A Federated Architecture for Deployment in a Multi-AD Environment
Issues of trust and cooperation between domains raise challenges with respect to protecting both domain proprietary information and end user privacy. It is particularly important to prevent the execution of data sharing that can either retrieve an arbitrary part of the entire host contact graph recorded by an AD (hence leaking business data about the AD) or read out all flows to or from an arbitrary host (hence violating the privacy of a normal host).
We propose a federated Dragnet architecture where each cooperating AD can independently deploy Dragnet monitors that log traffic and run the random moonwalk algorithm. A nice property of the distributed algorithm is that only frequency counts of border flows are shared across different ADs. No information about internal host communication will be exposed to the other participating ADs. Since the records of border flows across two different ADs will likely to be logged by both domains, exchanging frequency counts of these flows leaks no privacy about both ADs and end users.

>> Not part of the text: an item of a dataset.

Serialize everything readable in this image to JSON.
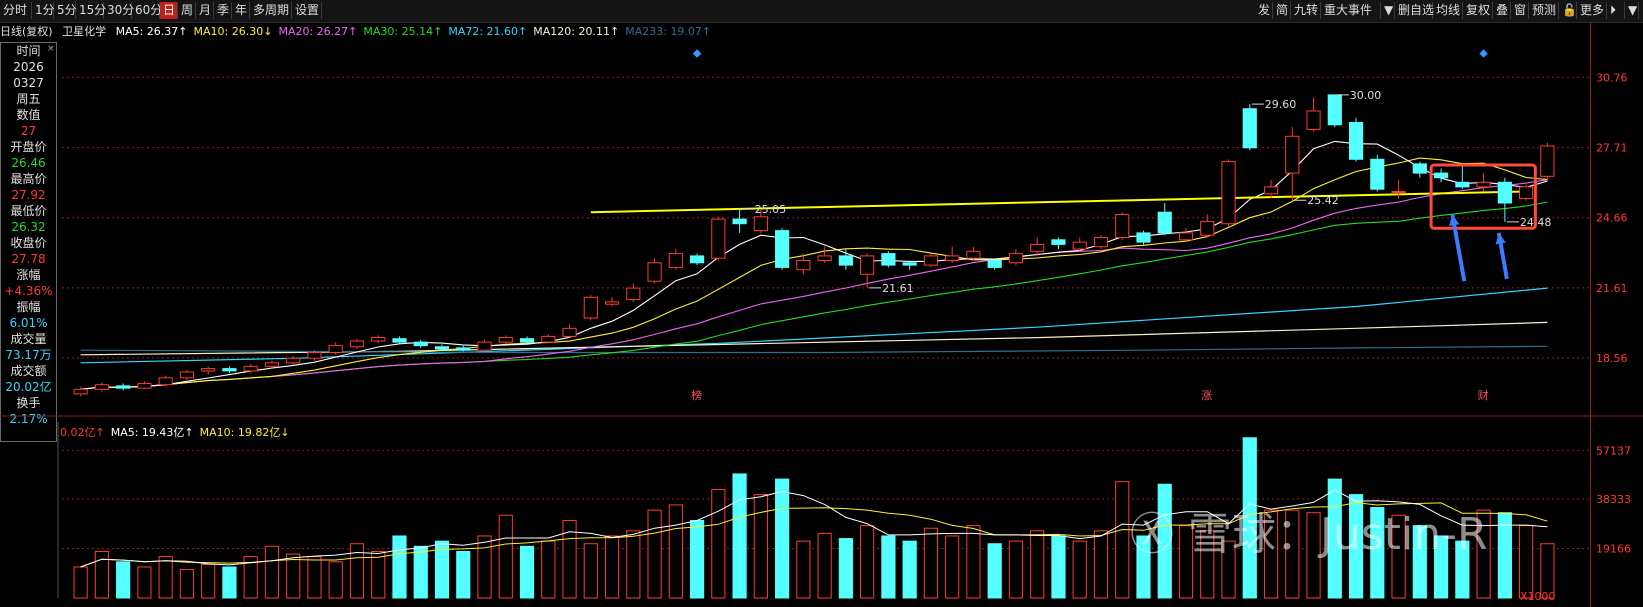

We plan to further investigate the privacy implications of such data sharing, as attackers can carefully craft traffic patterns to create covert channels that may disclose sensitive information. The creation of a distributed network auditing service will also serve as a practical application of work by ourselves and other Cylab researchers to develop techniques that limit the disclosure of private information without compromising the amount of useful information retrieved, and without adding too much communication overhead.
Generalized Attack Models
Our current algorithms target specific spreading attacks such as worms. There are a large number of other attacks that utilize compromised computers to launch attack traffic, for example, DDoS attacks, where our specific algorithms may be less suitable. While the random moonwalk algorithm specifically exploits the worm “tree” structure, we are working on a more general framework to reveal the causal relationship between communications by correlating local observations.
Local Attack Detection
The knowledge of end host abnormal traffic patterns can be incorporated to strengthen the power of network forensic analysis. Our observations indicate that normal host behaviors have significant locality in their connection patterns.
This key insight can be used to guide the design of better detection and containment mechanisms, that are effective even for stealthy worms that are 5-6 orders of magnitude slower than today’s well-known attacks. In the context of enhancing investigative capabilities, local attack detection mechanisms can help guide or refine the results of the attack reconstruction algorithms.